An Honest ManAn Honest Man by Michael Koryta
My rating: 2 of 5 stars

This book started rather normally for a murder mystery, introducing Israel, the main character, a convicted murderer in Maine now out on parole; he’s also serving as an informant or source for Jenn Salazar, a state police agent, but we are not clued in as to what she is investigating or how he’s helping. We meet his uncle, a corrupt local cop who hates him. It all went downhill from there. Israel finds a yacht floating with seven dead bodies in it, including rival U.S. Senate candidates. (Eye roll) I only made it halfway through, but if a book hasn’t garnered my attention by then, I rarely see fit to spend further time on it. The characters became both cliched and unbelievable.

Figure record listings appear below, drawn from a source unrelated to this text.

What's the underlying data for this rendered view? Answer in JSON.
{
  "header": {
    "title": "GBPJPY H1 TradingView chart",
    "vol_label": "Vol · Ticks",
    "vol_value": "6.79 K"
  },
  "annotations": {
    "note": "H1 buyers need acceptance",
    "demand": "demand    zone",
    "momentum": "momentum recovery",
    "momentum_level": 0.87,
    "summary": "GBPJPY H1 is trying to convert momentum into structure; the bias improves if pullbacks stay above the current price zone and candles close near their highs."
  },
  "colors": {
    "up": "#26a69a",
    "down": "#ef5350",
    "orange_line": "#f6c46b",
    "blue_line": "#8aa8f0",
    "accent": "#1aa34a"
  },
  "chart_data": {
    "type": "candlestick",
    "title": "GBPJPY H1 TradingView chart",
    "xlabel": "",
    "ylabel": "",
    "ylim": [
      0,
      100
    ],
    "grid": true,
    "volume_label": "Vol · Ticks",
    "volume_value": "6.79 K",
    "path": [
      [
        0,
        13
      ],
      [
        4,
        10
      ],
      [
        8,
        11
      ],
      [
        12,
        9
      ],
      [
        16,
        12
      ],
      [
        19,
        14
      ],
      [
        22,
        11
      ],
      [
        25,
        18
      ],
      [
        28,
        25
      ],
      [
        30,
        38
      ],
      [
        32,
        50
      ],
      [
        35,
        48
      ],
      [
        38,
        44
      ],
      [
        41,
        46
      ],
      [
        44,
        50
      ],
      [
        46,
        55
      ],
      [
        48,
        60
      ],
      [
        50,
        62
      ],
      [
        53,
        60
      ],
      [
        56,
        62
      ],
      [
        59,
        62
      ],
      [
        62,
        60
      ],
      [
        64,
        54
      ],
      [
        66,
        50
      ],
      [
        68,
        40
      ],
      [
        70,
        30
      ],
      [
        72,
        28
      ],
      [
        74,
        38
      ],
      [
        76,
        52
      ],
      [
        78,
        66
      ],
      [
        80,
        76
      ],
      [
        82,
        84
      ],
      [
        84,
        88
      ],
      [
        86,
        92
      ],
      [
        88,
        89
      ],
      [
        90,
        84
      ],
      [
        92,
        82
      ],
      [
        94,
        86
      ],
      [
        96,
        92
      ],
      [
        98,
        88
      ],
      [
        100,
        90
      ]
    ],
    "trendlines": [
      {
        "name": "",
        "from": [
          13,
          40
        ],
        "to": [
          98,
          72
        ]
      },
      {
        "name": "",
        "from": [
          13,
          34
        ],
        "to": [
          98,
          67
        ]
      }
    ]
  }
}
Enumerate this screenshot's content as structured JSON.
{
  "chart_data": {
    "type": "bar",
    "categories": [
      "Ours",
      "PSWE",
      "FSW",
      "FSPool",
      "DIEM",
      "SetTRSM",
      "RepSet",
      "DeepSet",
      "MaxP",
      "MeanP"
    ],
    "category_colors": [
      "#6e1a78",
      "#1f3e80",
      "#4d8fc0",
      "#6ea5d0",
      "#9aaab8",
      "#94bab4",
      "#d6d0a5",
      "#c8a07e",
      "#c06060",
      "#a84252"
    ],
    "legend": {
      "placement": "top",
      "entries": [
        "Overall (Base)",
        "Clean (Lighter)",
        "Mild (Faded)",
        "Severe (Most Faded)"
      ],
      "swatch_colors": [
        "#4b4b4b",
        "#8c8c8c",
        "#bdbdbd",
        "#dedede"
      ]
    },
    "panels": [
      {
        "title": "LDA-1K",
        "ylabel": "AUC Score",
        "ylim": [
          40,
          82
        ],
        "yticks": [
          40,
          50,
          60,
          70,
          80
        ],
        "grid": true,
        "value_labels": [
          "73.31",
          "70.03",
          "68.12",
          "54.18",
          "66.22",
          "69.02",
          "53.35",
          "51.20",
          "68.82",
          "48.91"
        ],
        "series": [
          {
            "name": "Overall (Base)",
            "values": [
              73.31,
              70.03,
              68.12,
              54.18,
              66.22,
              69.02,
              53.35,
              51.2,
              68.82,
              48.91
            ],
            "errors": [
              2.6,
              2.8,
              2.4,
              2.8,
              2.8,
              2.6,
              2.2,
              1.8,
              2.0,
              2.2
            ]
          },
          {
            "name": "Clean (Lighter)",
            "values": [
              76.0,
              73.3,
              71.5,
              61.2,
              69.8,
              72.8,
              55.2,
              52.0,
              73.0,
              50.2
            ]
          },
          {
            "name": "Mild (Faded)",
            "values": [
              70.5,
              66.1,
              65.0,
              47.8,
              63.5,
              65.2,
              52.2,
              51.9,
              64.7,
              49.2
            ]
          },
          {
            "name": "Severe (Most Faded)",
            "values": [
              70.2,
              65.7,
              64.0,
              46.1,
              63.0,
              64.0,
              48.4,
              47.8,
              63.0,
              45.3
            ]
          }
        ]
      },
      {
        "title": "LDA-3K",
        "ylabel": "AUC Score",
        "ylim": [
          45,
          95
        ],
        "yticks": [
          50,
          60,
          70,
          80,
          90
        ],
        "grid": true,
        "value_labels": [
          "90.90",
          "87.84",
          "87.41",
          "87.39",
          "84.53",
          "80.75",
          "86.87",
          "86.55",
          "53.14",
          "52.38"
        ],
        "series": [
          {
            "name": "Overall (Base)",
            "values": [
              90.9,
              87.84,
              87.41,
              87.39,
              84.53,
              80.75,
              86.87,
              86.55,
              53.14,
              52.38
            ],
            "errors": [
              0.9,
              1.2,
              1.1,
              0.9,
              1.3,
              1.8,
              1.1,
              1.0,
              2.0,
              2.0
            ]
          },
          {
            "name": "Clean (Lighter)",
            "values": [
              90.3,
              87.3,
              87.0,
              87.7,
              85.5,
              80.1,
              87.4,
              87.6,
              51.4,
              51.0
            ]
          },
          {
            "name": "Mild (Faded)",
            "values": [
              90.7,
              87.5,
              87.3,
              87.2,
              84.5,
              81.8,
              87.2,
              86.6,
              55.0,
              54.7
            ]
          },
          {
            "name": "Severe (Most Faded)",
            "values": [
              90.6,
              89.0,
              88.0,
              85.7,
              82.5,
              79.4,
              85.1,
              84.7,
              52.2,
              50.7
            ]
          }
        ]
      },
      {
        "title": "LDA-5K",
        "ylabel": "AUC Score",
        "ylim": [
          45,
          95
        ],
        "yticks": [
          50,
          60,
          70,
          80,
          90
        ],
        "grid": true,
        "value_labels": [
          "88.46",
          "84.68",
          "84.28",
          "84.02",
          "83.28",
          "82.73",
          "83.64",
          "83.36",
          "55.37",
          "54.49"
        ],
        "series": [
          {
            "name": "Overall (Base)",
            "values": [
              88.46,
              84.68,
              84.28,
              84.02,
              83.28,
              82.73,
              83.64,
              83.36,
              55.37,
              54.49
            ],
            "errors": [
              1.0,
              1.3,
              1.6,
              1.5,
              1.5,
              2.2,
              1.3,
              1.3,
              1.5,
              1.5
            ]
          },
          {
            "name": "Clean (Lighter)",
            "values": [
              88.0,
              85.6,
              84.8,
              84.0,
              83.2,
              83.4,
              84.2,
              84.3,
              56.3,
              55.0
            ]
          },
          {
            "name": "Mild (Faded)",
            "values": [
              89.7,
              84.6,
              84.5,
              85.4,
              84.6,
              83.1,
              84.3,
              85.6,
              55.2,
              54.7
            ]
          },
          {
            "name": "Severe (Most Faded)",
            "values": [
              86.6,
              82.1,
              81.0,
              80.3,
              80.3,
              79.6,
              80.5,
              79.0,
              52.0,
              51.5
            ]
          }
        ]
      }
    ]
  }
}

Israel is a trite overused unreliable narrator although he is supposedly the honest man of the title. Salazar seems out of her depth and on some sort of a vendetta. Worse of all, though, Israel’s father (the one he murdered years earlier) and his uncle are unspeakably evil and equally ridiculous, almost comic book villains. There is another character, Lyman, introduced early, who hides from his equally cruel, abusive father and is confronted by a hatchet-wielding girl. Apparently no one in the state of Maine is a decent human being. Halfway through the book we still don’t know how Lyman and all these characters relate to each other. I’m retired law enforcement and nothing in the police actions (or non-action) made sense. The murders were on a boat in navigable waters and the victims were candidates for national office; the FBI would have swarmed all over this case and pushed all the locals aside including Salazar and the uncle, but they’re nowhere to be seen. I got bored and found the subject matter borderline offensive so I stopped reading.